The special multivitamin complex Vetoron has immunomodulatory, anti-inflammatory and adaptogenic properties. It is prescribed orally from the age of 5, 3-4 drops, and from the age of 7 - 5-7 drops per day, or in capsules from the age of 6 from 5 to 80 mg once a day.

It is recommended to take ascorbic acid, retinol and B vitamins in a dose according to age. The best proportion of the above vitamins is presented in the preparations “Undevit”, “Complevit”, “Hexavit”. Dragees are taken 2 to 3 times a day for a month. In the autumn-winter period, it is useful to give your child rosehip syrup in the amount of 1 tsp. per day.
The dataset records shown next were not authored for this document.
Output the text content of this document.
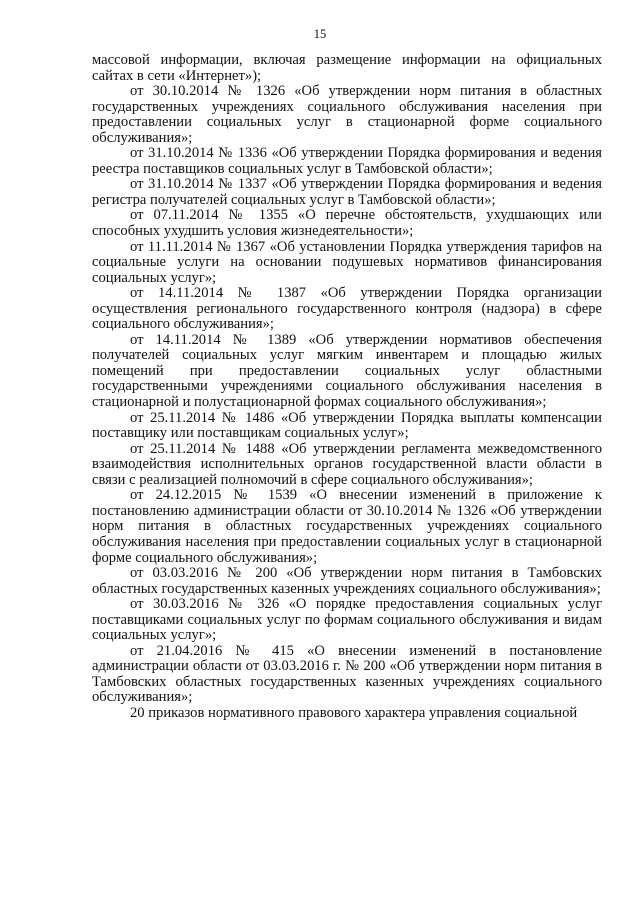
15

массовой информации, включая размещение информации на официальных сайтах в сети «Интернет»);

от 30.10.2014 № 1326 «Об утверждении норм питания в областных государственных учреждениях социального обслуживания населения при предоставлении социальных услуг в стационарной форме социального обслуживания»;

от 31.10.2014 № 1336 «Об утверждении Порядка формирования и ведения реестра поставщиков социальных услуг в Тамбовской области»;

от 31.10.2014 № 1337 «Об утверждении Порядка формирования и ведения регистра получателей социальных услуг в Тамбовской области»;

от 07.11.2014 № 1355 «О перечне обстоятельств, ухудшающих или способных ухудшить условия жизнедеятельности»;

от 11.11.2014 № 1367 «Об установлении Порядка утверждения тарифов на социальные услуги на основании подушевых нормативов финансирования социальных услуг»;

от 14.11.2014 № 1387 «Об утверждении Порядка организации осуществления регионального государственного контроля (надзора) в сфере социального обслуживания»;

от 14.11.2014 № 1389 «Об утверждении нормативов обеспечения получателей социальных услуг мягким инвентарем и площадью жилых помещений при предоставлении социальных услуг областными государственными учреждениями социального обслуживания населения в стационарной и полустационарной формах социального обслуживания»;

от 25.11.2014 № 1486 «Об утверждении Порядка выплаты компенсации поставщику или поставщикам социальных услуг»;

от 25.11.2014 № 1488 «Об утверждении регламента межведомственного взаимодействия исполнительных органов государственной власти области в связи с реализацией полномочий в сфере социального обслуживания»;

от 24.12.2015 № 1539 «О внесении изменений в приложение к постановлению администрации области от 30.10.2014 № 1326 «Об утверждении норм питания в областных государственных учреждениях социального обслуживания населения при предоставлении социальных услуг в стационарной форме социального обслуживания»;

от 03.03.2016 № 200 «Об утверждении норм питания в Тамбовских областных государственных казенных учреждениях социального обслуживания»;

от 30.03.2016 № 326 «О порядке предоставления социальных услуг поставщиками социальных услуг по формам социального обслуживания и видам социальных услуг»;

от 21.04.2016 № 415 «О внесении изменений в постановление администрации области от 03.03.2016 г. № 200 «Об утверждении норм питания в Тамбовских областных государственных казенных учреждениях социального обслуживания»;

20 приказов нормативного правового характера управления социальной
Recently, adaptogen drugs have become very popular, which stimulate the body to resist infection. We bring to your attention the dosage regimens for the most popular drugs in this category:

  • Immunal - oral administration from 1 to 3 years - 5-10 drops, from 7 years - 10-15 drops. three times a day;
  • Dr. Theiss drops - 10-20 drops orally from one year of age. three times a day;
  • Hexal drops - 6 drops orally from the age of 12 twice a day;
  • Aralia tincture - 1 to 2 drops per year of life, once a day half an hour before meals, for 14-20 days.

As emergency preventive measures, you can take drugs based on medicinal plants (chamomile, sage, calendula, colanchoe, garlic or onion), or local immunocorrective agents (Immudon, IRS-19).

ARVI in children is prone to relapses, so it is necessary to find your own recipe for prevention, which will allow you to forget about the disease for many years.